Примерно в полночь мы въехали в Леймебамбу. Один особенно коварный камушек проделал дырку в маслосборнике; протечка была слишком большой, чтобы продолжить путь до Чачапояс, хотя до него нам оставалось четыре часа.
Я нашла Хосе-Луису ночлег, заплатила за поездку, оставила денег на рождественских кукол для дочек и пожелала удачно добраться до дома. Затем мы с Джоном пошли искать, где бы перекусить в столь поздний час. Автобус в Чачапояс отправлялся в три часа ночи.

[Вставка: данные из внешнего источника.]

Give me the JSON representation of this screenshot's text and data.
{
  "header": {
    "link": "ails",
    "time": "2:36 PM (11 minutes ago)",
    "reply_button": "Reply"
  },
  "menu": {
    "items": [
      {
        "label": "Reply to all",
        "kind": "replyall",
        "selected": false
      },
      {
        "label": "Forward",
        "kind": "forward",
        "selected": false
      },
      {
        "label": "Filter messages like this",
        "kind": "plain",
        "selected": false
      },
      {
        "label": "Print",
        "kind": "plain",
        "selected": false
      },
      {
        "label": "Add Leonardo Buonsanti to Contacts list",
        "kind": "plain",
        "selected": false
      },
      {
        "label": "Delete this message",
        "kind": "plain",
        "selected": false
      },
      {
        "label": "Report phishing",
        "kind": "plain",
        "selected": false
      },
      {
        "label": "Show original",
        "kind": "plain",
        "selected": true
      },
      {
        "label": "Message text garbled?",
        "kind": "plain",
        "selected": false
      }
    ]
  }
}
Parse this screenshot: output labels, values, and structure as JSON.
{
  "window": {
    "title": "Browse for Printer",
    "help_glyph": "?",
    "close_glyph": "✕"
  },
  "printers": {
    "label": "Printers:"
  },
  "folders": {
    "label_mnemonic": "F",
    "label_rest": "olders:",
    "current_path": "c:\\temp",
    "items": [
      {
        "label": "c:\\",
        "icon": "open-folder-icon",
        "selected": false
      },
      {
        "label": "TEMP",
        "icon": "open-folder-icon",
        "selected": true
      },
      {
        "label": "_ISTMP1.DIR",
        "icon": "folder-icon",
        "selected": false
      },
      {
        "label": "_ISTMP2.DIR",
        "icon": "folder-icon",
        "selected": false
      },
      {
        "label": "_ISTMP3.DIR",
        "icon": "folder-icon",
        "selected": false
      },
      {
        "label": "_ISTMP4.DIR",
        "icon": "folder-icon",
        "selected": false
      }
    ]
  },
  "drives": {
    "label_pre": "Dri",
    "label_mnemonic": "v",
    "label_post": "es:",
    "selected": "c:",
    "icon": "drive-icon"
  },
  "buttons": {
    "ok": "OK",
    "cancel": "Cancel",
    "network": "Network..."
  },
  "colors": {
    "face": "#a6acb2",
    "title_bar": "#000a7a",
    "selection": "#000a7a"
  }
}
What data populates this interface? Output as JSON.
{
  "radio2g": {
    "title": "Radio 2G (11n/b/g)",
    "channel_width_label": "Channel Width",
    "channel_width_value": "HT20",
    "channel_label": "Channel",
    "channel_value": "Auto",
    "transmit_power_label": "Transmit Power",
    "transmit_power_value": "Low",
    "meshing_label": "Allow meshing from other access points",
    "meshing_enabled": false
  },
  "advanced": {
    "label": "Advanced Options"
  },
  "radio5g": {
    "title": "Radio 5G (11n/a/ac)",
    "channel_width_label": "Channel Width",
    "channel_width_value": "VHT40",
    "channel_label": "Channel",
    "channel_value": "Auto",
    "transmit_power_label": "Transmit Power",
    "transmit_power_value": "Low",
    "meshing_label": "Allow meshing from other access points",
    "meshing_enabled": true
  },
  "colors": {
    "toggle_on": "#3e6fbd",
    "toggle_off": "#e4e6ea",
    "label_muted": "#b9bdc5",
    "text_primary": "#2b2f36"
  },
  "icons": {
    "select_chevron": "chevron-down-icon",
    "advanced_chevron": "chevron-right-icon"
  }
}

На главной площади было полным-полно субботних пьяниц, которые шатались на ходу, как кегли в боулинге. Никак не ожидая увидеть здесь иностранцев, они сперва пристально смотрели на нас, затем на свои бутылки в поисках разумного объяснения и шли за добавкой.
Я остановилась у жаровни на углу, где на решетке жарили мясо на шпажках и картофель, и купила нам поесть. Мясом оказались какие-то потроха, не поддающиеся определению. Картофельные клубни были все испещрены мягкими скользкими комочками.
– Что это? – спросила я хозяйку.
Та взглянула на картошку.
– Черви.
– Внутри?
– Так иногда бывает.
– Ясно.
Я решила, что Джону лучше об этом не говорить.
Наутро мы проспали, опоздали на автобус и, в конце концов, оказались в музее Леймебамбы. Молодой человек в белых перчатках, которые выглядели здесь совершенно нелепо, объяснял разницу между артефактами чачапоя и инков. У него была фигура крестьянина, кряжистая и мускулистая, сформировавшаяся за годы работы у плуга. Он притворился, что не замечает, когда я протянула руку и погладила вырезанное вручную веретено, поверхность которого стала совершенно гладкой от прикосновений чьих-то рук пятьсот лет назад.